6. D'autre part, le préambule de l'avenant étendu par l'arrêté litigieux indique que les partenaires sociaux ont décidé de faire bénéficier les salariés titulaires d'un contrat de travail d'une durée inférieure ou égale à 3 mois " du dispositif versement santé, tel que prévu par la loi " et, à cet effet, l'article 4.1. de l'accord national tel que modifié par l'article 2 de l'avenant étendu stipule que : " Sont (...) exclus du dispositif frais de santé : / (...) / - les salariés bénéficiaires d'un contrat de travail à durée déterminée ou d'un contrat de mission d'une durée inférieure ou égale à 3 mois. / Pour ces salariés, l'obligation patronale de couverture en matière de remboursement de frais de santé est assurée par le dispositif versement santé tel que défini dans l'article 4.8 du présent accord. (...) ". Aux termes de cet article 4.8., créé par l'avenant étendu : " (...) Le dispositif versement santé permet à l'employeur de remplir son obligation de couverture en matière de remboursement complémentaire de frais occasionnés par une maladie, une maternité ou un accident des salariés bénéficiaires d'un contrat de travail à durée déterminée ou d'un contrat de mission d'une durée inférieure ou égale à 3 mois. / (...) / Pour bénéficier du versement santé les salariés doivent justifier auprès de leur employeur du bénéfice d'une couverture individuelle par un contrat de complémentaire santé responsable tel que défini à l'article L. 871-1 du code de la sécurité sociale et portant sur la période concernée. / (...) Le salarié ne justifiant pas du bénéfice d'un contrat responsable ne pourra pas prétendre au versement santé et ne sera pas couvert au titre de la couverture collective obligatoire. / (...) / Lorsque les conditions du bénéfice du dispositif du versement santé sont remplies, l'employeur doit verser mensuellement au salarié une participation patronale visant à l'aider à financer sa complémentaire santé individuelle, le temps de la durée du contrat de travail à durée déterminée ou du contrat de mission. / Cette participation patronale correspond à un montant mensuel équivalant à la contribution patronale de la couverture collective et obligatoire de frais de santé majorée de 25 %. (...) ".

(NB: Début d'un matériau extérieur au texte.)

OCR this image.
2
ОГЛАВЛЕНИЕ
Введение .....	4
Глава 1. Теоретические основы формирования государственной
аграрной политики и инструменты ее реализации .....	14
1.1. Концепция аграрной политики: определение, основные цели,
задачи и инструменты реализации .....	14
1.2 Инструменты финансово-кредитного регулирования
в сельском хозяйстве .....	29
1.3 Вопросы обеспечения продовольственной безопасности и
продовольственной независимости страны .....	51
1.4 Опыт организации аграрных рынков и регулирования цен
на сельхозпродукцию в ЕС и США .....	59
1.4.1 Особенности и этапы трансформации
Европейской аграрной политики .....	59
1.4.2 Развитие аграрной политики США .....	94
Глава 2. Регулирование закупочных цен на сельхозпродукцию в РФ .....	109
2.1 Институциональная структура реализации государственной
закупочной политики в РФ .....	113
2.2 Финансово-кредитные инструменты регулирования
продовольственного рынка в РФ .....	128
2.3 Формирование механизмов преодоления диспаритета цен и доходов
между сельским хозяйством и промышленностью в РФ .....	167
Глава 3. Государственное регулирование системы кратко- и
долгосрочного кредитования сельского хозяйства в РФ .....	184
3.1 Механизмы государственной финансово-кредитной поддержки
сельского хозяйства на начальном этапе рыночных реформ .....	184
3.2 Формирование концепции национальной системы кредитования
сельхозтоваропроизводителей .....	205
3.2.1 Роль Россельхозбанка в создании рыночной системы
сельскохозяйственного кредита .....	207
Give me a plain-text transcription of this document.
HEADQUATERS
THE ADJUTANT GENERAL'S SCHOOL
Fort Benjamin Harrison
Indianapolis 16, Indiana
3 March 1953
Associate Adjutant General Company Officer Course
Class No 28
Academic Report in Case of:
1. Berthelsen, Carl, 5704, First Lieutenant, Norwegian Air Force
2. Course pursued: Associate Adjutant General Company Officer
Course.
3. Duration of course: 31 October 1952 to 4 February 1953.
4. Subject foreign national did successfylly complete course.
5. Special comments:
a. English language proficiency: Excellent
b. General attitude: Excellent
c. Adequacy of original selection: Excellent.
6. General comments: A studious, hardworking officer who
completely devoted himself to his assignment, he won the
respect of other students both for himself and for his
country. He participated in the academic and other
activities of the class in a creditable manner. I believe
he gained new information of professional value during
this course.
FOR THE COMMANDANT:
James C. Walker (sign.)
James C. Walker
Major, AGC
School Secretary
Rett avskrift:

7. Il résulte des dispositions citées au point 5 que, si le législateur a entendu permettre à tous les salariés d'accéder à une couverture complémentaire collective de frais occasionnés par une maladie, une maternité ou un accident et a imposé une participation de l'employeur couvrant au moins la moitié du financement de cette couverture, l'article L. 911-7-1 du code de la sécurité sociale permet, pour les salariés dont la durée du contrat ou la durée du travail prévue par celui-ci est inférieure à certains seuils, que cette obligation pesant sur l'employeur soit assurée non par une participation au financement de la couverture collective à adhésion obligatoire mais par un versement au salarié d'une somme représentative de cette participation, dite " versement santé ". Ce versement n'est toutefois dû qu'à la condition que le salarié ait souscrit sans aide publique un contrat d'assurance maladie complémentaire individuel portant sur la période concernée et dit " responsable ", c'est-à-dire respectant les conditions fixées à l'article L. 871-1 du code de la sécurité sociale, telles qu'elles s'imposent également à l'employeur pour le choix de la couverture santé collective à adhésion obligatoire, en vertu du dernier alinéa du II de l'article L. 911-7 de ce code.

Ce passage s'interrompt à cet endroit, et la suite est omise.